The interesting parts

  • ARM64 cross-compilation from x86_64. Every image needs to be linux/arm64. The build host is x86, so the pipeline uses QEMU user-mode emulation under podman build --platform=linux/arm64, then pushes to the in-cluster Zot. Build → push → Flux pulls → pods restart. End-to-end in under two minutes.
  • HTTP registry inside the cluster. Zot speaks plain HTTP on port 5000, which is fine inside a cluster but takes some convincing on the kubelet side. The bootstrap scripts in bootstrap/configure-zot-registry-on-nodes.sh wire up certs.d entries and /etc/hosts on every node so containerd can pull from the cluster-internal DNS name without TLS gymnastics.
  • No public ingress. No nginx-on-public-IP, no Let's Encrypt dance. The Tailscale Operator turns Kubernetes Services into Tailscale hosts, so the apps are reachable only on the tailnet. Authentication is the tailnet itself.
  • Storage is split. Application PVCs use local-path-provisioner (each pod's data lives on its node). Anything that wants S3 semantics — backups, registry blobs, model artefacts — goes to MinIO.

What I learned doing it

ARM64 is mature now. The decade of "everything works on amd64, half things break on ARM" is over. With QEMU + buildx + a real ARM target to deploy to, the build chain is as reliable as anything I'd run on EKS, with a tiny fraction of the bill.
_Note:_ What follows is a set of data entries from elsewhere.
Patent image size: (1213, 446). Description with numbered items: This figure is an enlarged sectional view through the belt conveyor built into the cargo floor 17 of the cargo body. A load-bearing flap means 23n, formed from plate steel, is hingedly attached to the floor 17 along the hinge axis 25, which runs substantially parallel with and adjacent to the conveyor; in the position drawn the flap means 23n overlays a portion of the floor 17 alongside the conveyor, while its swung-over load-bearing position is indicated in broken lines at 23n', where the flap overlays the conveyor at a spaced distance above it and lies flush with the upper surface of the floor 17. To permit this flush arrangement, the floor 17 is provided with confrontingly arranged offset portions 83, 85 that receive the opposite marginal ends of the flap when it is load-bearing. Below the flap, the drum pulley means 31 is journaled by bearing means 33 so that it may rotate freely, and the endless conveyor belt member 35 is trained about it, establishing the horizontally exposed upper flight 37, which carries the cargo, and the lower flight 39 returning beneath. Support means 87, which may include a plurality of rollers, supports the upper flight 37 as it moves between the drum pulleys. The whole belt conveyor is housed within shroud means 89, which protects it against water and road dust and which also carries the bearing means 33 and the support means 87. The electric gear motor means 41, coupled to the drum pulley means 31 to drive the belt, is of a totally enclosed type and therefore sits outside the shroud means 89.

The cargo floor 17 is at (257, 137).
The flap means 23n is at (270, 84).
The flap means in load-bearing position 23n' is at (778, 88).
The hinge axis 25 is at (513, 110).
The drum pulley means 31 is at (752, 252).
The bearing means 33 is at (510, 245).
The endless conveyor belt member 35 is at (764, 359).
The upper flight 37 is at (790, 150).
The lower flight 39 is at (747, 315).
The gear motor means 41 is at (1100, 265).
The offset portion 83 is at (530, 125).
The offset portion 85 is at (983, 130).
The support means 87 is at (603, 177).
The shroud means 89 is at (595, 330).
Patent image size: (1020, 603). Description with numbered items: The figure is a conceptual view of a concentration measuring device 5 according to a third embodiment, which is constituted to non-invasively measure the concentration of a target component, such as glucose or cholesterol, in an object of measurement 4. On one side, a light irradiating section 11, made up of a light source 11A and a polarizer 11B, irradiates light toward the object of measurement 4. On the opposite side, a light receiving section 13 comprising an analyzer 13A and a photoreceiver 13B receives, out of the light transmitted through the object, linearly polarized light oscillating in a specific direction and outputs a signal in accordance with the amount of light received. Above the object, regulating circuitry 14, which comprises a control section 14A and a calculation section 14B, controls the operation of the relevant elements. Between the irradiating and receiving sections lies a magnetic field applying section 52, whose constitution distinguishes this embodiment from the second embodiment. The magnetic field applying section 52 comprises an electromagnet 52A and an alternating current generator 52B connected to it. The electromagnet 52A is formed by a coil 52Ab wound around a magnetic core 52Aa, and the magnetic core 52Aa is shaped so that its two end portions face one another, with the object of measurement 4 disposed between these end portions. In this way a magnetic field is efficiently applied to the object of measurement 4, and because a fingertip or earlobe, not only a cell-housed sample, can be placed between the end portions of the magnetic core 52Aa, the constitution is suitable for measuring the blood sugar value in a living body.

The bigger lesson is that building the operator setup right once compounds across every subsequent project. Adding a new app is now: write the manifest, point it at a Zot image tag, push to the GitOps repo. No DNS dance, no ingress controller surgery, no rebuilding mental models. The same patterns apply directly when these projects move to a managed cluster — only the underlying infrastructure name changes.